Theoretical Principle and Application of Infrared Thermometers
In nature, when an object's temperature is above absolute zero, it continuously emits electromagnetic waves to the surroundings due to internal thermal motion. These waves include infrared radiation in the wavelength range of 0.75 µm to 100 µm. A characteristic property is that, at a given temperature and wavelength, the radiant energy emitted by an object reaches a maximum. Such an ideal substance is called a blackbody, with an emissivity set to 1. All other substances, with emissivity less than 1, are referred to as graybodies.
The spectral radiant power P(λ,T) of a blackbody follows Planck's Law as a function of absolute temperature T. This law describes the radiant power per unit area of a blackbody at wavelength λ and absolute temperature T.
As temperature increases, the radiant energy of an object becomes stronger. This is the foundation of infrared radiation theory and the design basis for single-band infrared thermometers.
As temperature rises, the radiation peak shifts toward shorter wavelengths (to the left), obeying Wien's Displacement Law: the peak wavelength is inversely proportional to the absolute temperature T. The dashed line represents the locus of these peak values. This relationship explains why high-temperature thermometers mostly operate at short wavelengths, while low-temperature thermometers use longer wavelengths.

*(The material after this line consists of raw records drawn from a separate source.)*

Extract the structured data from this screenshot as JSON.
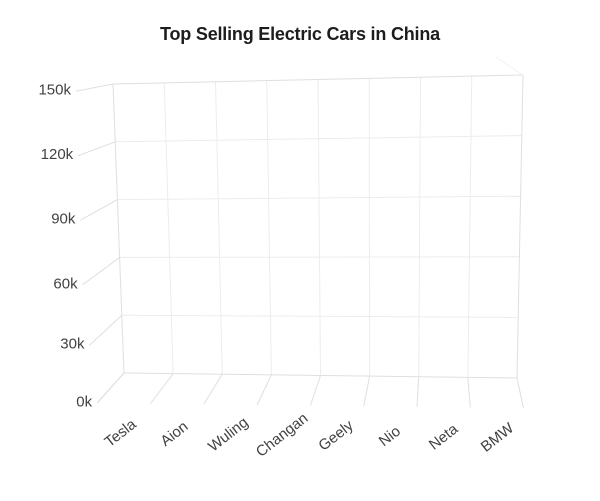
{
  "title": "Top Selling Electric Cars in China",
  "chart_data": {
    "type": "bar",
    "variant": "3d-column-perspective",
    "title": "Top Selling Electric Cars in China",
    "categories": [
      "Tesla",
      "Aion",
      "Wuling",
      "Changan",
      "Geely",
      "Nio",
      "Neta",
      "BMW"
    ],
    "values": [
      0,
      0,
      0,
      0,
      0,
      0,
      0,
      0
    ],
    "values_note": "No columns are rendered in this frame; all bars are at zero height (empty 3D plot area only)",
    "xlabel": "",
    "ylabel": "",
    "y_axis": {
      "ticks": [
        "150k",
        "120k",
        "90k",
        "60k",
        "30k",
        "0k"
      ],
      "min": 0,
      "max": 150000,
      "tick_step": 30000
    },
    "grid": true,
    "legend": false,
    "background_color": "#ffffff",
    "grid_color_inner": "#ececec",
    "grid_color_outer": "#dfdfdf",
    "label_color": "#424242",
    "title_color": "#1d1d1d"
  }
}
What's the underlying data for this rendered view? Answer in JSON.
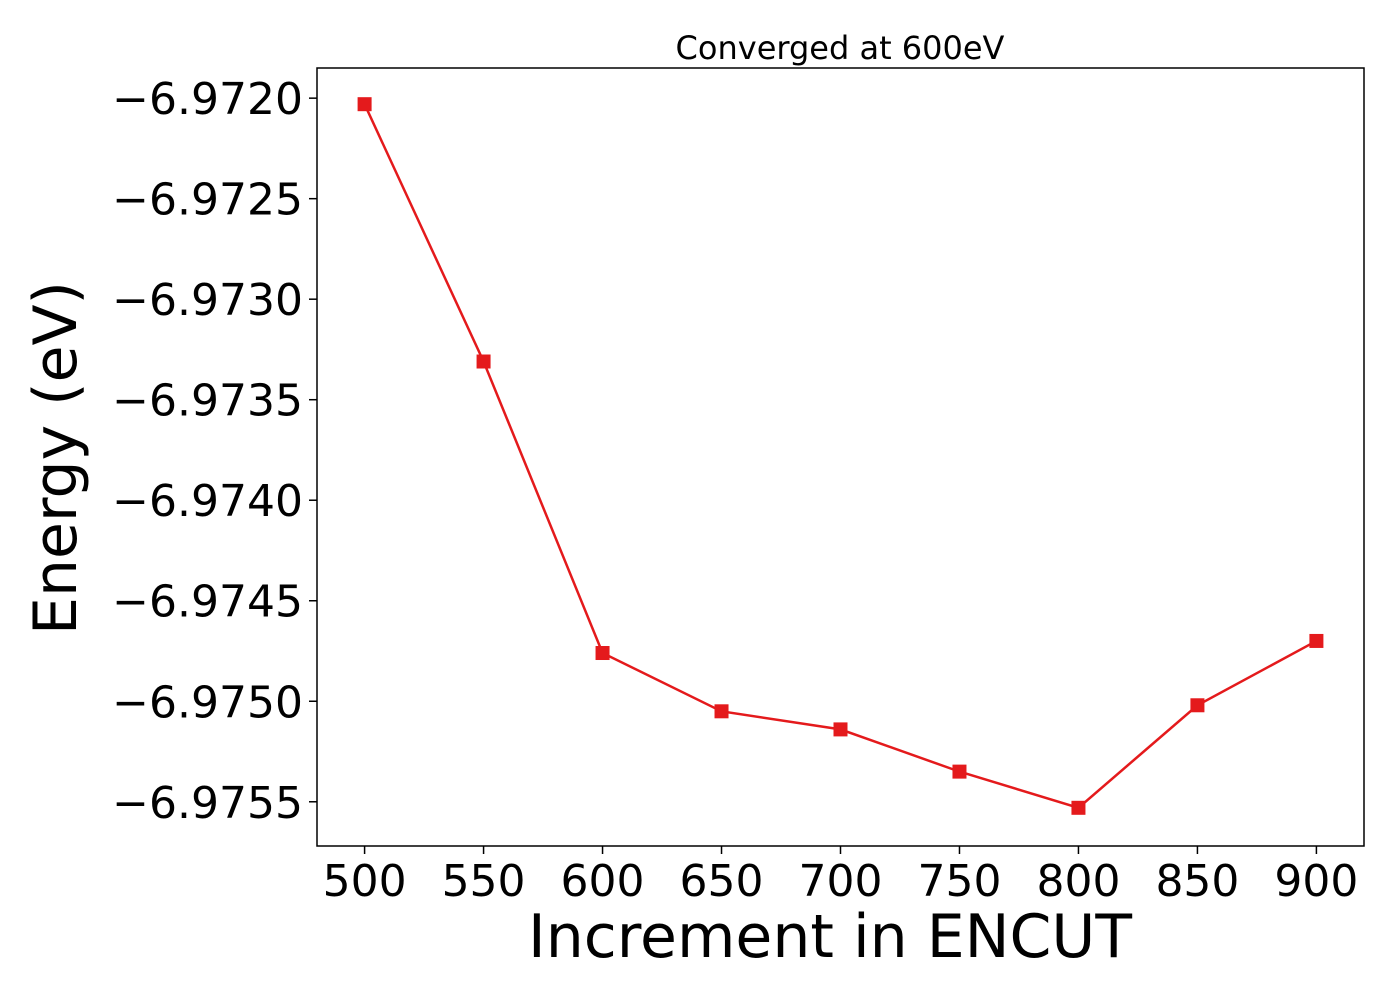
{
  "chart_data": {
    "type": "line",
    "title": "Converged at 600eV",
    "xlabel": "Increment in ENCUT",
    "ylabel": "Energy (eV)",
    "x": [
      500,
      550,
      600,
      650,
      700,
      750,
      800,
      850,
      900
    ],
    "series": [
      {
        "values": [
          -6.97203,
          -6.97331,
          -6.97476,
          -6.97505,
          -6.97514,
          -6.97535,
          -6.97553,
          -6.97502,
          -6.9747
        ],
        "color": "#e41a1c",
        "marker": "square"
      }
    ],
    "xlim": [
      480,
      920
    ],
    "ylim": [
      -6.97572,
      -6.97185
    ],
    "xticks": [
      500,
      550,
      600,
      650,
      700,
      750,
      800,
      850,
      900
    ],
    "yticks": [
      -6.972,
      -6.9725,
      -6.973,
      -6.9735,
      -6.974,
      -6.9745,
      -6.975,
      -6.9755
    ],
    "ytick_labels": [
      "−6.9720",
      "−6.9725",
      "−6.9730",
      "−6.9735",
      "−6.9740",
      "−6.9745",
      "−6.9750",
      "−6.9755"
    ],
    "grid": false,
    "legend": "none"
  }
}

The rate of change of radiant energy with respect to temperature is greater at shorter wavelengths than at longer ones. In other words, thermometers operating at shorter wavelengths have a higher signal-to-noise ratio (higher sensitivity) and stronger anti-interference performance. Thermometers should ideally be designed to operate near the peak wavelength, especially for low-temperature and small targets, where this factor is particularly critical.
Part Two
An infrared thermometer consists of an optical system, a photoelectric detector, a signal amplifier, signal processing circuitry, and a display output module.Radiation from the measured object and a reference source is modulated by a modulator and then input to the infrared detector.The difference between the two signals is amplified by an inverse amplifier and used to control the temperature of the reference source, so that its spectral radiance matches that of the measured object.The display then indicates the brightness temperature of the measured object.